As the historic, category-4 storm made landfall and where millions have been evacuated as 130mph winds left almost 600,000 without power, reports said a man in Monroe County, which covers Key West, was killed after he lost control of a vehicle he was in as winds whipped at tropical-storm strength.

ABC News said the man was carrying a generator in anticipation of being without power for some time when the accident happened.

Later, it was reported that two people had died in a head-on crash in Hardee County, southeast of the city of Tampa.

The Florida Highway Patrol spokesman Greg Bueno said the crash happened on Sunday morning, though it was not clear what role the weather may have played. He said police were investigating the crash and no further details were immediately available, according to the Associated Press.

The hurricane made landfall in the US at Cudjoe Key in the lower Florida Keys at 9.10am with top sustained winds of up to 130mph, according to the US National Hurricane Centre in Miami. A gust of 106mph was reported on Big Pine Key.
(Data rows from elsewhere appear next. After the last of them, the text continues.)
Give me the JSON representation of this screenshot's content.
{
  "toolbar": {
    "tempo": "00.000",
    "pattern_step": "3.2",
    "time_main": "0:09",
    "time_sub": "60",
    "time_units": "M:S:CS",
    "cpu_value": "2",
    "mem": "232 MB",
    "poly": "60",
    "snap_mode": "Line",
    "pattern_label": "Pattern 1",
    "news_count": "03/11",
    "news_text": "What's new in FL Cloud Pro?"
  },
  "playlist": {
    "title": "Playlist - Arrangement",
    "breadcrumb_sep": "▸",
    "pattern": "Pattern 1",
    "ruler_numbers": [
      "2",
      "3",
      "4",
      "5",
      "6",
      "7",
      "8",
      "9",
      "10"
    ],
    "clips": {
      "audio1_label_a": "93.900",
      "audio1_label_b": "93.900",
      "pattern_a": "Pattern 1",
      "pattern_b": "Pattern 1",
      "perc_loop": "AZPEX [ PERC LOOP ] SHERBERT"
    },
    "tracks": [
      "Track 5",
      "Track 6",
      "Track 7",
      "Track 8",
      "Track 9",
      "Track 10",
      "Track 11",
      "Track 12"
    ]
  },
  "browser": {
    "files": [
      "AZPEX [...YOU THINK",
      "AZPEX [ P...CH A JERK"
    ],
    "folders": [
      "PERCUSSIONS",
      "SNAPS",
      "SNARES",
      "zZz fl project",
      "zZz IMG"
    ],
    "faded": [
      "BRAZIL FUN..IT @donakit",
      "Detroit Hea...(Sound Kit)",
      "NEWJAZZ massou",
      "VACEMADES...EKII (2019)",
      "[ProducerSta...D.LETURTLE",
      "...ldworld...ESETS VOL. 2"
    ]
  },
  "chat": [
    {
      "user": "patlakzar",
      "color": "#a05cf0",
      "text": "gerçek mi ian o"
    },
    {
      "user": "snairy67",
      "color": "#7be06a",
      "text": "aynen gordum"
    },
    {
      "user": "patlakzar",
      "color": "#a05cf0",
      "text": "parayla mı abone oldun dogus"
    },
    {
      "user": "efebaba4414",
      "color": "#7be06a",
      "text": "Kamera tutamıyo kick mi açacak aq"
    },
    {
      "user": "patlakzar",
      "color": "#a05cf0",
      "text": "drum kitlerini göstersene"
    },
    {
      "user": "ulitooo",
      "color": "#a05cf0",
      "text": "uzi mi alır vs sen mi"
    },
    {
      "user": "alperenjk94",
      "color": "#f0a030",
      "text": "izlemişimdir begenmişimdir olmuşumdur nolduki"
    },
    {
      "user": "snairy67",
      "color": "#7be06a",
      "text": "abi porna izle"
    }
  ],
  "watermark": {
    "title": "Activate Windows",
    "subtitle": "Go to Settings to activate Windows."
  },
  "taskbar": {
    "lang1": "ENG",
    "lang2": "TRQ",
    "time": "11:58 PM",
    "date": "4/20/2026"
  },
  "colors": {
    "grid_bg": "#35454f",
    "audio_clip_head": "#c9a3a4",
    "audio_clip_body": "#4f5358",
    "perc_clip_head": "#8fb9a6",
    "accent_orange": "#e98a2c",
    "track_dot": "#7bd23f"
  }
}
Hurricane Irma: Storm changes path towards St Petersburg

As the storm followed forecasters predictions and shifted westwards, experts said its path posed a severe threat to the state’s west coast and the Florida Keys.

“This is a worst case scenario for Monroe County, the Florida Keys and the west coast of Florida,” Brock Long, administrator of the Federal Emergency Management Agency (FEMA), told Fox News.

“Any time you're in that northeast quadrant as the storm is moving forward, that’s where the maximum radius winds are that define the intensity of the storm. That’s where the storm surge is most prevalent and the inland winds are going to be tough.”

The hurricane had previously killed 23 people as it devastated a series of Caribbean islands.